Revenir à l’islam populaire
Ce que je tente depuis quelque temps est cette approche scientifique à laquelle j’appelle, que tout croyant honnête ne peut que vouloir aussi. C’est ce que je poursuivrai dans le présent article.
J’y soutiendrai l’affirmation véridique formulée en titre et qui en étonnera certainement — bien à tort — plus d’un : l’islam ne condamne pas la boisson enivrante, alcool et vin en tant que tels ; c’est l’ivresse qu’il réprouve et ses effets. Il ne s’agit même que de condamnation relative, relevant de la catégorie de ce qu’il est conseillé d’éviter. Pour tout croyant consciencieux, étudiant correctement le Coran et la Sunna en se libérant du conditionnement opéré par les jurisconsultes tant anciens que modernes, c’est la stricte vérité.
Nous en donnerons ici la preuve textuelle en commentant les versets du Coran relatifs à la question ainsi que la tradition prophétique. En précisant l’origine de l’erreur grave qui colonise les esprits des musulmans depuis des siècles, nous en profiterons pour donner scientifiquement la conception authentique du péché en islam qu’il est temps aux musulmans de redécouvrir et de réactiver dans leur théorisation de la religion. Je dis théorisation, car dans la pratique et sans que le croyant s’en rende compte, cette conception est bien mise en oeuvre, ce qui explique le décalage qui a toujours existé entre l’islam populaire et l’islam institué ou institutionnel.
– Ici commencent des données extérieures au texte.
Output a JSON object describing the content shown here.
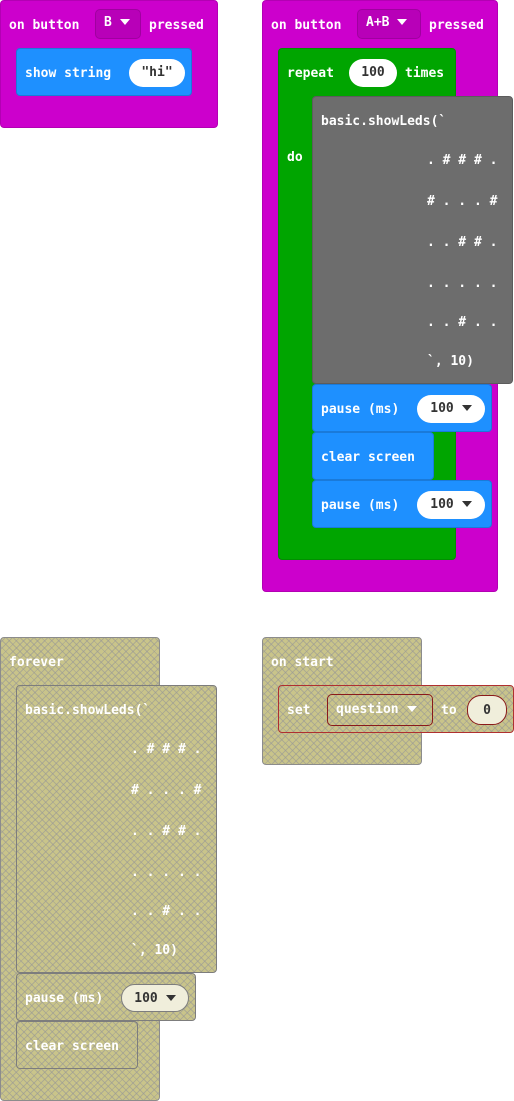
{
  "on_button_b": {
    "prefix": "on button",
    "button_value": "B",
    "suffix": "pressed",
    "show_string_label": "show string",
    "string_value": "hi"
  },
  "on_button_ab": {
    "prefix": "on button",
    "button_value": "A+B",
    "suffix": "pressed",
    "repeat_label": "repeat",
    "repeat_count": "100",
    "times_label": "times",
    "do_label": "do",
    "showleds_open": "basic.showLeds(`",
    "led_rows": [
      ". # # # .",
      "# . . . #",
      ". . # # .",
      ". . . . .",
      ". . # . ."
    ],
    "showleds_close": "`, 10)",
    "pause1_label": "pause (ms)",
    "pause1_value": "100",
    "clear_label": "clear screen",
    "pause2_label": "pause (ms)",
    "pause2_value": "100"
  },
  "forever": {
    "label": "forever",
    "showleds_open": "basic.showLeds(`",
    "led_rows": [
      ". # # # .",
      "# . . . #",
      ". . # # .",
      ". . . . .",
      ". . # . ."
    ],
    "showleds_close": "`, 10)",
    "pause_label": "pause (ms)",
    "pause_value": "100",
    "clear_label": "clear screen"
  },
  "on_start": {
    "label": "on start",
    "set_label": "set",
    "variable": "question",
    "to_label": "to",
    "value": "0"
  },
  "colors": {
    "events": "#cc00cc",
    "loops": "#00a500",
    "basic": "#1e90ff",
    "code": "#6d6d6d",
    "disabled": "#c9c48a"
  }
}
C’est d’ailleurs une telle conception qui fait que l’islam populaire a toujours été, conformément à l’esprit d’origine de l’islam, parfaitement tolérant et ouvert à l’altérité. Il est temps qu’il le redevienne !
L’interdiction est une création des jurisconsultes
Disons, pour commencer, que s’il y a une interdiction qui a prévalu en islam jusqu’à nos jours relativement à tout ce qui est alcool, qu’il soit vin ou autre produit alcoolisé, c’est le fait de la jurisprudence.
Or, cette exégèse obéissait aux lois de son époque et ne peut durer éternellement, l’éternité étant le propre des préceptes coraniques et non des interprétations humaines qui peuvent et doivent varier selon leur temps pour rester en harmonie avec les exigences en évolution des humains et de leurs sociétés.
Pourtant, les musulmans se sont contentés de se reposer sur le travail d’interprétation de leurs devanciers et n’ont plus cherché à interpréter les textes sacrés pour en adapter la compréhension à leur époque. Cela est bien évidemment contraire à la lettre et à l’esprit de l’islam qui appelle à l’effort continuel. C’est pour cela que l’islam, selon un dire du prophète bien connu, demeure en évolution constante, devant être renouvelé chaque début de siècle.
Comment cela serait-il donc possible sans que les fidèles reviennent au Coran et à la Tradition de leur prophète pour les relire et les réinterpréter au vu non seulement du texte et sa forme, non seulement au vu de la société et sa morale à un moment donné de l’histoire, mais aussi et surtout de l’esprit et des visées de la loi religieuse et de la mentalité qui évolue des humains en leur communauté restreinte comme universelle, l’islam étant ouvert par définition à l’altérité et à tous les acquis de l’humanité.
L’islam respecte les libertés humaines
Car l’islam est fondamentalement libéral. Ainsi, après avoir démontré qu’il n’est aucune interdiction en islam de l’apostasie et de l’homosexualité (2), nous démontrons dans cet article que l’alcool et le vin, toute boisson enivrante n’est pas interdite en islam, car ce n’est que l’ivresse qui l’est. Aussi, nous pensons que le musulman qui boit du vin et ne s’enivre pas le fait sans pécher nullement; surtout, il lui faut veiller particulièrement à ne pas faire ses prières en étant ivre. Je dirais même : en ne touchant pas à l’alcool, par sécurité et respect total pour la prière.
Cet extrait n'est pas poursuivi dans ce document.